In Oberbillwerder soll der „ruhende Verkehr“, also parkende Autos, in Mobility-Hubs abseits der Straße untergebracht werden. Wichtig für die Planung ist dabei, welchen Anteil der Motorisierte Individualverkehr (MIV) am Verkehr in, von und nach Oberbillwerder haben wird.

In ersten Unterlagen wurde im Jahr 2017 noch ein Anteil des MIV von 50 Prozent als ortstypisch angesehen. Im Jahr 2018 beschlossen dann die SPD und die IBA Hamburg GmbH einen Zielwert von 20 Prozent für Oberbillwerder. Der Senat antwortet nun, dass das planerische Ziel bei 20 Prozent bleibt, aber die Erfahrung einen Anteil von 36 Prozent lehrt. Womit die eigene Planung wohl zur Makulatur erklärt wird.

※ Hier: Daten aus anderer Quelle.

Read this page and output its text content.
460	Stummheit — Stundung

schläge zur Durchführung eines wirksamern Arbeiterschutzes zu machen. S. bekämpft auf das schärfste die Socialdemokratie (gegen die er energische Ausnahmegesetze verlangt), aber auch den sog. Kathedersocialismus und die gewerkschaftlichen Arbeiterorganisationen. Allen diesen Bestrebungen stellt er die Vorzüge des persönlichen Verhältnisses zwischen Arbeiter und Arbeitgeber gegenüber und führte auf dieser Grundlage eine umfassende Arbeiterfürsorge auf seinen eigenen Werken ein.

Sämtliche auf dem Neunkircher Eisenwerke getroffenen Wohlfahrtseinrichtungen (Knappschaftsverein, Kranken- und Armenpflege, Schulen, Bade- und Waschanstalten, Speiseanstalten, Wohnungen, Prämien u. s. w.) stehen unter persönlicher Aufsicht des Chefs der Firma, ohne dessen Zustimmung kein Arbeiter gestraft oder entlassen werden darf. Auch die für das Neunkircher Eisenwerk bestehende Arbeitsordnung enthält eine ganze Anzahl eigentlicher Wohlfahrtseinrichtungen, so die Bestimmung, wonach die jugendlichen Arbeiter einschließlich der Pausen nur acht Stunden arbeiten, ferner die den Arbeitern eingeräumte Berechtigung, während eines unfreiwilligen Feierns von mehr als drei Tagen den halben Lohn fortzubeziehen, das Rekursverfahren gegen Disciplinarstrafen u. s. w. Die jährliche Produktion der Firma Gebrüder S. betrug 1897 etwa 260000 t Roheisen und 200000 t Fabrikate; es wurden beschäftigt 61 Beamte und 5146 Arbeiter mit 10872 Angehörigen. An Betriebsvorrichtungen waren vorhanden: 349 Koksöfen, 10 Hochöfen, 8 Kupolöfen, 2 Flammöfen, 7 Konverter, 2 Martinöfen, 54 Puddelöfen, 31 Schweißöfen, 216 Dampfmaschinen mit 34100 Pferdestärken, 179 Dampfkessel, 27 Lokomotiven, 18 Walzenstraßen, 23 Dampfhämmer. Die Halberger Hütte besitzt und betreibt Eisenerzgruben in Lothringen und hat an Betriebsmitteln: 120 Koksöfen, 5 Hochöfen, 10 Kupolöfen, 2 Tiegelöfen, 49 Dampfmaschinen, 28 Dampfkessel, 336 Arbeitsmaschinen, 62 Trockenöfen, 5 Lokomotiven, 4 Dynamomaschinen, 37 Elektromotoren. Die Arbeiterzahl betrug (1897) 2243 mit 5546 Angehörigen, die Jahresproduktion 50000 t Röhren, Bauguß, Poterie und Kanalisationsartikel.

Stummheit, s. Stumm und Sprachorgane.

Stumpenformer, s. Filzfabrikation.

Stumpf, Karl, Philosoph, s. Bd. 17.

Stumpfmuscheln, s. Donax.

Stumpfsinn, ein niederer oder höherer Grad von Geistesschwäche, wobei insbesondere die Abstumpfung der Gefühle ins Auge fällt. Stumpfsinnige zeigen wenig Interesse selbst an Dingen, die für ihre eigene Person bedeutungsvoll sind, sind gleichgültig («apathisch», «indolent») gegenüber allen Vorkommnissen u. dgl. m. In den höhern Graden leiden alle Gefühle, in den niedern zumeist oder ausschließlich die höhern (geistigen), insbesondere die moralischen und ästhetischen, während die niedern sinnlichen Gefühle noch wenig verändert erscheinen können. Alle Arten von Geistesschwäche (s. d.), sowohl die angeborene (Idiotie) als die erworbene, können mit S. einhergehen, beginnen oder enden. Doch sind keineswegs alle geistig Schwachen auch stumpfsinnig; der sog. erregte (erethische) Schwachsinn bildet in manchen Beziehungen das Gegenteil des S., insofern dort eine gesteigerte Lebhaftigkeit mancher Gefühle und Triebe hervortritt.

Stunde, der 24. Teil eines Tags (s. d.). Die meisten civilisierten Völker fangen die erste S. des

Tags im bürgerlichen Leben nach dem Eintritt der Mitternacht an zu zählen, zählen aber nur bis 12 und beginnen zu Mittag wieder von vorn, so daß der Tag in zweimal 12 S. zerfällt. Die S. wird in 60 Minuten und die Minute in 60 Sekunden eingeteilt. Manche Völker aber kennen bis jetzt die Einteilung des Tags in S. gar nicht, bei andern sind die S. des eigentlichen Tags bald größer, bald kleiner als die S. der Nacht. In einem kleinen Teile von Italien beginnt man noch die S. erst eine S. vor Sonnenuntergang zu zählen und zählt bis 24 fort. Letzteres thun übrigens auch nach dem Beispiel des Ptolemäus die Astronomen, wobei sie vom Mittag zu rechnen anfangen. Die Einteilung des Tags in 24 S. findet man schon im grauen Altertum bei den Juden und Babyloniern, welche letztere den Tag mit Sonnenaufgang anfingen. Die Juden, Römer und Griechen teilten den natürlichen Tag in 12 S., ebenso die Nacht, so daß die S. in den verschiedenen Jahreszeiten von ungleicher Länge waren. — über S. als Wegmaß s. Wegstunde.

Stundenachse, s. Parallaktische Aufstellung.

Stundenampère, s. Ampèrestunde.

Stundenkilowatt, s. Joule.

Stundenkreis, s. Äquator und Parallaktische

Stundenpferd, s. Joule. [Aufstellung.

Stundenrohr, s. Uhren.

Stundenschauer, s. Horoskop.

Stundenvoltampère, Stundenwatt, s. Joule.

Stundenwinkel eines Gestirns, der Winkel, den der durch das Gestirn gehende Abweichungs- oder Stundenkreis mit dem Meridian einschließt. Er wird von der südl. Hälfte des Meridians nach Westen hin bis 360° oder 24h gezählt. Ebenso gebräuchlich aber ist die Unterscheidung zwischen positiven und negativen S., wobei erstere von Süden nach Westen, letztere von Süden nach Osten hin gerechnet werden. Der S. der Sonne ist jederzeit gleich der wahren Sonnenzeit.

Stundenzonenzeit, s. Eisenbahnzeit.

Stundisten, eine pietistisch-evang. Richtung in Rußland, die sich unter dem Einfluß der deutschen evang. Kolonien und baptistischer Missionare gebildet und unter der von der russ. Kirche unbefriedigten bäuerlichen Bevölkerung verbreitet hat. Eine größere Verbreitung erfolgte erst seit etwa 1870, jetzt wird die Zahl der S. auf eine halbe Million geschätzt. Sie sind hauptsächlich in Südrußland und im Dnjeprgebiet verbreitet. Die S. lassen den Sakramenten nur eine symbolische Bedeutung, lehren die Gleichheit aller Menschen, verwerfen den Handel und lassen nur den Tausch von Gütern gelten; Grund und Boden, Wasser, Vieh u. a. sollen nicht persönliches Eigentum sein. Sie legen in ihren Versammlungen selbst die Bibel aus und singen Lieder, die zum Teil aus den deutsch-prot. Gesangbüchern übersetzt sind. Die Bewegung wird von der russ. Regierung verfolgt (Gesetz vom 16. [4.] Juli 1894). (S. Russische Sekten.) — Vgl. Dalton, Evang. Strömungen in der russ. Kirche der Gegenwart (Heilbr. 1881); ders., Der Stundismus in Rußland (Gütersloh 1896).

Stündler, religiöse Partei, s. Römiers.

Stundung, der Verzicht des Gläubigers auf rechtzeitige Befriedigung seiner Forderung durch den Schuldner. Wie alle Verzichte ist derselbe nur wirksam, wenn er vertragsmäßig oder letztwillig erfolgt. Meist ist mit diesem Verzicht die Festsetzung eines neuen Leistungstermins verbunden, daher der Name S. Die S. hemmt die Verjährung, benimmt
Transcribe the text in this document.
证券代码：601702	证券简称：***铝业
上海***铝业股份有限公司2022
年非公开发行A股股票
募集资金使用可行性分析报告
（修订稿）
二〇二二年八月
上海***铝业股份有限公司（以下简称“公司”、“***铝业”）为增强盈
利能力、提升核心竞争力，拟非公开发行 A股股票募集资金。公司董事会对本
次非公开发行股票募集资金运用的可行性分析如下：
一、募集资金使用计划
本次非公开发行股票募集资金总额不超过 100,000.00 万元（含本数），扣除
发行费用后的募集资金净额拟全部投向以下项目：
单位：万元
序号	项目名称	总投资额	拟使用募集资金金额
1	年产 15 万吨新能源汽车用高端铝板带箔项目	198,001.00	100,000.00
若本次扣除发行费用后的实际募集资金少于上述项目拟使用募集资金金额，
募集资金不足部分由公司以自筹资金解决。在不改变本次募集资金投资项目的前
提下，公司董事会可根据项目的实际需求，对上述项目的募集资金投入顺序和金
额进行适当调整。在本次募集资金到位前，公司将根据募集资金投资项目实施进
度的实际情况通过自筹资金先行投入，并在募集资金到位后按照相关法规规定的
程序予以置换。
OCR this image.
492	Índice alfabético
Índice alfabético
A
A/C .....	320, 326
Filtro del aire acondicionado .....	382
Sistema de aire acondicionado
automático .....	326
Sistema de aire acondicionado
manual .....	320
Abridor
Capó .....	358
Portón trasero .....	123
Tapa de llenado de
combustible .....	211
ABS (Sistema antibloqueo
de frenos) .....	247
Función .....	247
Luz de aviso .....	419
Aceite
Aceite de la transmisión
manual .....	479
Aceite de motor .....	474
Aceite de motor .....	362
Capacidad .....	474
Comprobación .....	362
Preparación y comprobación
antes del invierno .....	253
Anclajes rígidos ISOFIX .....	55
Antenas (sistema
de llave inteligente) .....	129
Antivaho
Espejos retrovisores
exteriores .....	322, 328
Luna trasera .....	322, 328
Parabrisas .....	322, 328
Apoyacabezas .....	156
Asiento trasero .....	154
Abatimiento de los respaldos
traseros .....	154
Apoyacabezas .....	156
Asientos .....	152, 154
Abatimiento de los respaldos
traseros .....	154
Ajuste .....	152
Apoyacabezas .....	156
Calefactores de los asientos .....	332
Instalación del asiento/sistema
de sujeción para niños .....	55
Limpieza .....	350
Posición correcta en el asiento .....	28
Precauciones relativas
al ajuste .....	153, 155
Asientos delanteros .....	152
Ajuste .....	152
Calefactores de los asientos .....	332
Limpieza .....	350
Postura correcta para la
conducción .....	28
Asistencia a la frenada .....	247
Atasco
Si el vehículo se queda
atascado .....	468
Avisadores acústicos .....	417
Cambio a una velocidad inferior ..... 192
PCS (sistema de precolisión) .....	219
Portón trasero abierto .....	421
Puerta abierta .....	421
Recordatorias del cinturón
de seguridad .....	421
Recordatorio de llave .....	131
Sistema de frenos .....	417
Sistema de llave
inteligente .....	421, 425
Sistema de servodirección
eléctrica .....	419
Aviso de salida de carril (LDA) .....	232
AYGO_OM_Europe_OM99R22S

Aus dem MIV-Anteil von 36 Prozent leitet der Senat einen Stellplatzschlüssel von 0,6 ab – erklärt aber auch, dass das alles vom Mobilitätsverhalten der zukünftigen Bewohnerinnen und Bewohner abhängt und natürlich weniger Parkplätze auch weniger MIV bedeuten. Womit dann auch wieder das Ziel von 20 Prozent MIV gar nicht zur planerischen Diskussion steht, da eine lenkende Wirkung durch weniger Parkplätze nicht im Sinn der Planung ist. Der von der Verkehrsbehörde noch Anfang des Jahres angestrebte Stellplatzschlüssel von 0,35 (wobei es auch schon Aussagen hin zu 0,25 gab) spielt aus planerischer Sicht keine Rolle mehr.

Tatsächlich laufen die Planungen für Oberbillwerder aber mit noch schlechteren Zahlen: 6.500 Wohnungen und 5.000 Parkplätze sind ein Stellplatzschlüssel von rund 0,77 – mehr als das doppelte des Wunschwerts der Verkehrsbehörde. Die Entwicklung für Oberbillwerder geht hin zu einem autofreundlichen Stadtteil mit S-Bahn-Anschluss und wird weit weg von einer notwendigen Verkehrswende geplant. Das Eingeständnis, dass Tempo-30 aufgrund der Vorgaben der Straßenverkehrsordnung nicht flächendeckend möglich sein wird, setzt nur noch einen obendrauf.

Stephan Jersch ist seit 2015 Mitglied der Hamburgischen Bürgerschaft und gewählter Wahlkreisabgeordneter für Bergedorf. Für die Fraktion DIE LINKE ist er Fachsprecher Umwelt und Energie, Landwirtschaft, Tourismus, Tierschutz und Bezirke.